Bynkershoek, De F. L. c. v. De Sanctitate Legatorum, &c. "Plus scire attinet, quâ ratione legati apud omnes, ut dixi, gentes habeantur sancti-Et si sanctum id sit, quod ab injuriâ hominum atque defensum munitum est, ut esse dicit Marcianus in 1. 8, pr. ff De Rev. Divis., utque ex proprietate verbi deducit Festus in V. sanctum, dicendum videbatur sanctitatem id legatis præstare, ne dicto factove offendere liceat, quia imaginem principis sui ubique circumferunt, quia pacis et foederum nuncii sunt et proxenetæ, et sine his gentium societas et beata quies salva esse nequit."

Vattel, 1. iv. c. vii. s. 81, & s. 92. "L'inviolabilité du ministre public, ou la sûreté qui lui est due, plus saintement et plus particulièrement qu'à tout autre étranger ou citoyen." Martens, s. 214. Klüber, s. 203.

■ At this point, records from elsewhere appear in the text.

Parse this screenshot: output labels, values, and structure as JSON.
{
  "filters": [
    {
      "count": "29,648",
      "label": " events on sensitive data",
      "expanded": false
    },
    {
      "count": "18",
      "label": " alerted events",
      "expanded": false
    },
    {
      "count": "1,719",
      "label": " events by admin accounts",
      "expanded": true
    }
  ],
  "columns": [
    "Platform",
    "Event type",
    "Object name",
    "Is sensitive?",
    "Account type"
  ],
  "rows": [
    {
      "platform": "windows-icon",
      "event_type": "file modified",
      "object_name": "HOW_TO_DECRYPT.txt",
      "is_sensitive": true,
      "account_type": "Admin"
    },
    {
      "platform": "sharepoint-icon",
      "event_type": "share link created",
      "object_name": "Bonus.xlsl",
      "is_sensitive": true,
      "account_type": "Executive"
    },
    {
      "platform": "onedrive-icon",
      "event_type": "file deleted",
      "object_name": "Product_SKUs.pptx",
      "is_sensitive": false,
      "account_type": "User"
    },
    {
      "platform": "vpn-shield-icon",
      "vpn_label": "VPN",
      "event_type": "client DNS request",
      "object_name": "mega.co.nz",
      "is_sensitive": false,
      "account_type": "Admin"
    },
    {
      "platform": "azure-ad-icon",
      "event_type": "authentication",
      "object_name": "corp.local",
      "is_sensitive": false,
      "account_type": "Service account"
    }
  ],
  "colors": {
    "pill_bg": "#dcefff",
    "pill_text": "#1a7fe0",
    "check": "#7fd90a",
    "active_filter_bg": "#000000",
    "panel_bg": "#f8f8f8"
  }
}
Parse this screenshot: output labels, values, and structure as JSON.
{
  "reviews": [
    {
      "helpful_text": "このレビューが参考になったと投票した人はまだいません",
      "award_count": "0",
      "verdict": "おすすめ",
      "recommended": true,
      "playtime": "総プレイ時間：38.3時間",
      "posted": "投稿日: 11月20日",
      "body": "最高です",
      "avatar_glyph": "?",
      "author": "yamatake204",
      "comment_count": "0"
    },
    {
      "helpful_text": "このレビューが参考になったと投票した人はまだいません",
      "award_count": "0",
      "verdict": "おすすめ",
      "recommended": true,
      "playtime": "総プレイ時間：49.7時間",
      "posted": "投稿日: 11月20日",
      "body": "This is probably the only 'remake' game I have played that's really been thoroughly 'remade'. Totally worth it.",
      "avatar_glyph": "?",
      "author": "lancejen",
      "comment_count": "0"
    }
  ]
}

(d) Whether Vattel be right or not in the application of the principle of the law to the case of the ambassadors of Francis I., put to death by the Governor of Milan, through which city they were travelling to Constantinople, the principle which he lays down is sound and true: "Et comme il n'en donna point de satisfaction convenable, François Ier avait un très-juste sujet de lui déclarer la guerre, et même de demander l'assistance de toutes les nations. Car une affaire de cette nature n'est point un différent particulier, une question litigeuse, dans laquelle chaque partie tire le droit de son côté; c'est la querelle de toutes les nations, intéressées à maintenir comme sacrés le droit et les moyens qu'elles ont de communiquer ensemble et de traiter de leurs affaires."—1. iv. c. vii. s. 84. "Quiconque fait violence à un ambassadeur ou à tout autre ministre public ne fait pas seulement injure au souverain que ce ministre répresente; il blesse la sûreté commune et le salut des nations; il se rend coupable d'un crime atroce envers tous les peuples."—

Ib. s. 81.

(e) "Quid igitur est præcipuum in legatis? hoc videlicet, ut in eos, qui legatos malé habent, severiùs animadvertatur, atque ita ob personarum sanctitatem pœna atrocior statuatur, quam solet statui in eos, qui privatum quemcunque læsissent.". Bynk. De Foro Leg. c. v. Miruss, s. 337.